Epidemia de Dengue

A dengue já é uma epidemia em Itajaí, estamos em meados de março e já passam de 600 casos confirmados, e existem próximo de 200 casos esperando pelo resultado, com certeza 50 casos a mais serão confirmados nesse lote de 200 sendo investigados.

Dias atrás a Câmara de Vereadores de Itajaí aprovou uma lei polêmica cuja finalidade é multar quem colocar entulhos nas calçadas, parece o óbvio, mas as coisas não são simples, pois existem “casos e casos”.

Há pelo menos 10 anos a prefeitura de Itajaí deveria estar se movimentando no sentido de facilitar o descarte de material indesejável, mas nada foi feito e nada é feito.

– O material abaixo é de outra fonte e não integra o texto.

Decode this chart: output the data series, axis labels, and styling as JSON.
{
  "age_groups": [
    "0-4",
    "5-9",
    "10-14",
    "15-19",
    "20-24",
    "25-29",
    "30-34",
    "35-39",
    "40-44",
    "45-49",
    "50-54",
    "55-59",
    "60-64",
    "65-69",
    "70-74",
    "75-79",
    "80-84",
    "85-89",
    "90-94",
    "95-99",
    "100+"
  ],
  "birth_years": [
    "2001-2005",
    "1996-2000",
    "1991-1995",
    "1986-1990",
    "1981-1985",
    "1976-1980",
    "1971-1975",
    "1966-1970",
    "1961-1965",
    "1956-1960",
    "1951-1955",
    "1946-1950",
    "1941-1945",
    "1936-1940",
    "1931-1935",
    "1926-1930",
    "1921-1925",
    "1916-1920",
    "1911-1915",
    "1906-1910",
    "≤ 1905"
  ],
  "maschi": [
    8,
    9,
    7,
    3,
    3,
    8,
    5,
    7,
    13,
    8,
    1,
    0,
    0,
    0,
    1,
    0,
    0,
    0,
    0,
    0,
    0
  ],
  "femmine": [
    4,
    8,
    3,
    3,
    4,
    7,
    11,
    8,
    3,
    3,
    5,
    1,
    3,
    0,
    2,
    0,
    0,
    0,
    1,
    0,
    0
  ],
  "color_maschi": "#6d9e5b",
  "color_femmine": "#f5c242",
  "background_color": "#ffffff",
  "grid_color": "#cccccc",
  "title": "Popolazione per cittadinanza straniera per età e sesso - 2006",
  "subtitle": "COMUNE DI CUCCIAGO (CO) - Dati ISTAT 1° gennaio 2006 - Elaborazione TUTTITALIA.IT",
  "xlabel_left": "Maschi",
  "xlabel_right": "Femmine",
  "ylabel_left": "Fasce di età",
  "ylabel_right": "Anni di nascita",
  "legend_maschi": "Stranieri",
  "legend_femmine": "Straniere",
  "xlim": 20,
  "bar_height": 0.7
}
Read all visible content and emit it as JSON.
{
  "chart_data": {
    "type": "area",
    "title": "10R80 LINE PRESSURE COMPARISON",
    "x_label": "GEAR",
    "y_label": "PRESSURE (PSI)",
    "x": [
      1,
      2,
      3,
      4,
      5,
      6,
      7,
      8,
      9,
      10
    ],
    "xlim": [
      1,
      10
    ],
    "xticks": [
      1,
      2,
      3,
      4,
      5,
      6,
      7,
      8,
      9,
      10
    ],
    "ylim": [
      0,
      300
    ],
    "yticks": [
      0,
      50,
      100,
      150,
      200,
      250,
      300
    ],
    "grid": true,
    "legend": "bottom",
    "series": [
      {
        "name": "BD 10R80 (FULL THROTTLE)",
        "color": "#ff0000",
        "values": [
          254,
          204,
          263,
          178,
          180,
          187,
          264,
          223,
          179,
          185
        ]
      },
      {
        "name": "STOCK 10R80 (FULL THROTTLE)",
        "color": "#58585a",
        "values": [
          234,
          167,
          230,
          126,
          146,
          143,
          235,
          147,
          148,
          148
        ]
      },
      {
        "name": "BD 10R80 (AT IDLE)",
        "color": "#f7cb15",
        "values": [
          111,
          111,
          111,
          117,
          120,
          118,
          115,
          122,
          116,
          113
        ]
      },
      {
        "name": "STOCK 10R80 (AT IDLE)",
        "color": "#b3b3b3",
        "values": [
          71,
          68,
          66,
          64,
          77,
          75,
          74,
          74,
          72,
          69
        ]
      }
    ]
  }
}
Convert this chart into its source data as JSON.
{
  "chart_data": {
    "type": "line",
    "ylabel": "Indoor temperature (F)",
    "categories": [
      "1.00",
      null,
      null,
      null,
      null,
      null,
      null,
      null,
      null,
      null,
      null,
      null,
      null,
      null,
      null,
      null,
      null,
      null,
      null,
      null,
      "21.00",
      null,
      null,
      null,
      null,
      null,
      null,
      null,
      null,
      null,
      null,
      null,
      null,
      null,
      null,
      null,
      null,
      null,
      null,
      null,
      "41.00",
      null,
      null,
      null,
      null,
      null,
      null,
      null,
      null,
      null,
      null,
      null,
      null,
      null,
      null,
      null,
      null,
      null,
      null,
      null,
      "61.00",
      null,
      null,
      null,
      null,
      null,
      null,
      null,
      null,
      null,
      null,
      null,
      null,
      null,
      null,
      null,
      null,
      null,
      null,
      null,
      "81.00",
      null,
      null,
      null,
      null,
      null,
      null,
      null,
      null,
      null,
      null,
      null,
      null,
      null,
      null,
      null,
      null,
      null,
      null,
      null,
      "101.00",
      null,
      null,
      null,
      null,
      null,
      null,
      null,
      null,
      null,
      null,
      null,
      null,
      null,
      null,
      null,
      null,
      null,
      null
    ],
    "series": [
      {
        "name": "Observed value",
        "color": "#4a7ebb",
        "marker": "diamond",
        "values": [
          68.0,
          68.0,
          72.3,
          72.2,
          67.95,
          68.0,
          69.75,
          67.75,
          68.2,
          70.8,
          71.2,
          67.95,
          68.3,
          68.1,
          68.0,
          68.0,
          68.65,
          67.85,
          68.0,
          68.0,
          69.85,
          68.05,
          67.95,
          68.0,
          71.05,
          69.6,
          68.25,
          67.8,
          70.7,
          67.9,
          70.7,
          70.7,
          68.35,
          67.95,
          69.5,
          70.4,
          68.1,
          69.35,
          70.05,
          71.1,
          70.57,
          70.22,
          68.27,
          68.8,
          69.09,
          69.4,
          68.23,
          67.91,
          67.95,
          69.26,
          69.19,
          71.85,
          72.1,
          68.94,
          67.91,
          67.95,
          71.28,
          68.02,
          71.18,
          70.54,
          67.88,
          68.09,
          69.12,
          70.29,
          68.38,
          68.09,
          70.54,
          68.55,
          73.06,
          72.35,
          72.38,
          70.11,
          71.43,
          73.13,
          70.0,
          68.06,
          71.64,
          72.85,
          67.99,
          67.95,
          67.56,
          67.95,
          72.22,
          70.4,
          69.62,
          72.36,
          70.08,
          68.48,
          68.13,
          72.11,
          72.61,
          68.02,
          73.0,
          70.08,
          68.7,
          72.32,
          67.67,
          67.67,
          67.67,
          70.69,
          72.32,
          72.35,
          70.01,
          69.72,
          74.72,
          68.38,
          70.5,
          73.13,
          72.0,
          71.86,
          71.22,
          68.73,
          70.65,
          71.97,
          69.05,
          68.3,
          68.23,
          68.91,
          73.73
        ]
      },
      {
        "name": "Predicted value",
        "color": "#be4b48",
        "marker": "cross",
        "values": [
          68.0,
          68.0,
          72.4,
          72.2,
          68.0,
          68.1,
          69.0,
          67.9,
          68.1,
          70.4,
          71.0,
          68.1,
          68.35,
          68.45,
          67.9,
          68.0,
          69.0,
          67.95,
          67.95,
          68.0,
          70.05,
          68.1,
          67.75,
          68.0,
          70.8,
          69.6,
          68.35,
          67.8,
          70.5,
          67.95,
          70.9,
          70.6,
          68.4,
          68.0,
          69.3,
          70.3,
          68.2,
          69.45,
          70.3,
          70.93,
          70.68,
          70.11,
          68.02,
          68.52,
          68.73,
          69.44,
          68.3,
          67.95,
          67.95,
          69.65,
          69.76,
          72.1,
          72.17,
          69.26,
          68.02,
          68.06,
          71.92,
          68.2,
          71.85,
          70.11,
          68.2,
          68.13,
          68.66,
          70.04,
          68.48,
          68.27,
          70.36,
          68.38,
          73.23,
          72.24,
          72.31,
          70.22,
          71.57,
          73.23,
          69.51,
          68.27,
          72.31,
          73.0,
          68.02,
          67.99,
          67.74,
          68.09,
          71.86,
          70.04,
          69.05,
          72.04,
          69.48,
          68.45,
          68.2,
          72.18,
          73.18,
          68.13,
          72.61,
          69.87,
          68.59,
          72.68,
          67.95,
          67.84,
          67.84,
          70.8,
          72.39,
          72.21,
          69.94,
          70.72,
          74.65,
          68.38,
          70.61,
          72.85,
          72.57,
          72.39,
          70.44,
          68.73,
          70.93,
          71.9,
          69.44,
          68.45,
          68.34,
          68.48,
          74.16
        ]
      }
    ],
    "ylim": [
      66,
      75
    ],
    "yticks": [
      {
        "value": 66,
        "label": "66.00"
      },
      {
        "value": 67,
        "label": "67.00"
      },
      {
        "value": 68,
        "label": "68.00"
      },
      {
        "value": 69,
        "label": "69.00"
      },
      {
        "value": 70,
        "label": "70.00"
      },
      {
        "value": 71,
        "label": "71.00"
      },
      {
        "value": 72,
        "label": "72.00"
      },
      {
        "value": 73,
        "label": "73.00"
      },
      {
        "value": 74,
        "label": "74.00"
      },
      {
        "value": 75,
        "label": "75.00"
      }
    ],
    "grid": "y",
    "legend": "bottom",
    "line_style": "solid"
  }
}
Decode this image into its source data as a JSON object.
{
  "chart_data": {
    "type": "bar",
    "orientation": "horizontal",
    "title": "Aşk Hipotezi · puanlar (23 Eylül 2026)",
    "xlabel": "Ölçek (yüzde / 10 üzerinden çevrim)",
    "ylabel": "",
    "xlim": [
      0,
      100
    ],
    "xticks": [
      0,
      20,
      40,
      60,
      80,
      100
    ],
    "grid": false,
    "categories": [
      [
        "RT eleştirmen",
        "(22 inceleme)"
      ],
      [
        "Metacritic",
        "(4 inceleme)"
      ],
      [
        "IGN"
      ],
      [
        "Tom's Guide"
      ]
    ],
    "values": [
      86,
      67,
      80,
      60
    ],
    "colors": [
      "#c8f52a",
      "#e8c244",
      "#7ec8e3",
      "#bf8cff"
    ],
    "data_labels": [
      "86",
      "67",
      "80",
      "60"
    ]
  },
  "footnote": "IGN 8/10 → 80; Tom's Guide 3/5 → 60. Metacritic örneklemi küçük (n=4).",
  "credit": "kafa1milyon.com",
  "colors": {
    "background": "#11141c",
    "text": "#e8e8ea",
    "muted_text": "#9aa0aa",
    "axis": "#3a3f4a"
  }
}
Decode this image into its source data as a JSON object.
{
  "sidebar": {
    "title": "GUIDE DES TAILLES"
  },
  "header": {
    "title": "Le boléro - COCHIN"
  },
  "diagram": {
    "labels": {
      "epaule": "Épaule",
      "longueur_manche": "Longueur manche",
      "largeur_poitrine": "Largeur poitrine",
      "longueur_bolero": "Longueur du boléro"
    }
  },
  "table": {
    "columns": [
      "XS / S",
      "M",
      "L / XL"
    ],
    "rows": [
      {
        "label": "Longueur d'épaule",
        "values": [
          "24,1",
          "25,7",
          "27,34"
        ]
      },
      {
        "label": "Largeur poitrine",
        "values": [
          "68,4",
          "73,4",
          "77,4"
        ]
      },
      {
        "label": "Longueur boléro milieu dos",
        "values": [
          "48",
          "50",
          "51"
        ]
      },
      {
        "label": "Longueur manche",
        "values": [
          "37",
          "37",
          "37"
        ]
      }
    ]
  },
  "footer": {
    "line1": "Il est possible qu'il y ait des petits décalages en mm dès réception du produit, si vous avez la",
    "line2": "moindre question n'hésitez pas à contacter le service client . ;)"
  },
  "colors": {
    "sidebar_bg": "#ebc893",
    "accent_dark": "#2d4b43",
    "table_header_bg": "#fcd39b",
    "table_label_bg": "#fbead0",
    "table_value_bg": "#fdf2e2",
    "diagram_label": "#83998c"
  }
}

O poder público municipal prova sua e falta de capacidade para o assunto, alguns “especialistas” entendem que é multando o contribuinte que as coisas serão resolvidas, a verdade é que descarte de lixo e entulhos é algo cultural, o contribuinte tem deveres, mas também têm direitos.

Sob meu ponto de vista, pelo menos 80% dos entulhos dispensados em terrenos baldios não iriam parar nesses locais se nos bairros tivesse um ou dois locais onde fosse permitido o descarte ali e dali a prefeitura daria destino final aos entulhos.

No bairro Cidade Nova, por exemplo, moram mais de 30.000 pessoas, então penso que dois locais seria o ideal, afinal, é preciso facilitar para então exigir alguma coisa.

É preciso ter em mente que a maioria desses que descartam entulhos e lixo de todo tipo nem sempre são porcos por natureza, é que não há condição de transportar o material indesejável para um local apropriado, e apesar de pagar taxa de lixo, o poder público não fornece condições apropriadas para o descarte, então o contribuinte, descarta no local mais próximo.

Por outro lado, multar o dono de um terreno porque tem entulhos ou lixo depositados ali por terceiros é de uma burrice do tamanho de um elefante, obviamente que ele deveria manter o terreno cercado e limpo, mas quantas vezes as cercas são quebradas para depositar porcarias no local?

 

O poder público precisa é dar condições para a população descartar corretamente seu material indesejável, e a partir daí sim, cobrar, exigir e se não for atendida, em último caso aplicar multa, mas do jeito que está, é mais uma indústria de multas criada em Itajaí.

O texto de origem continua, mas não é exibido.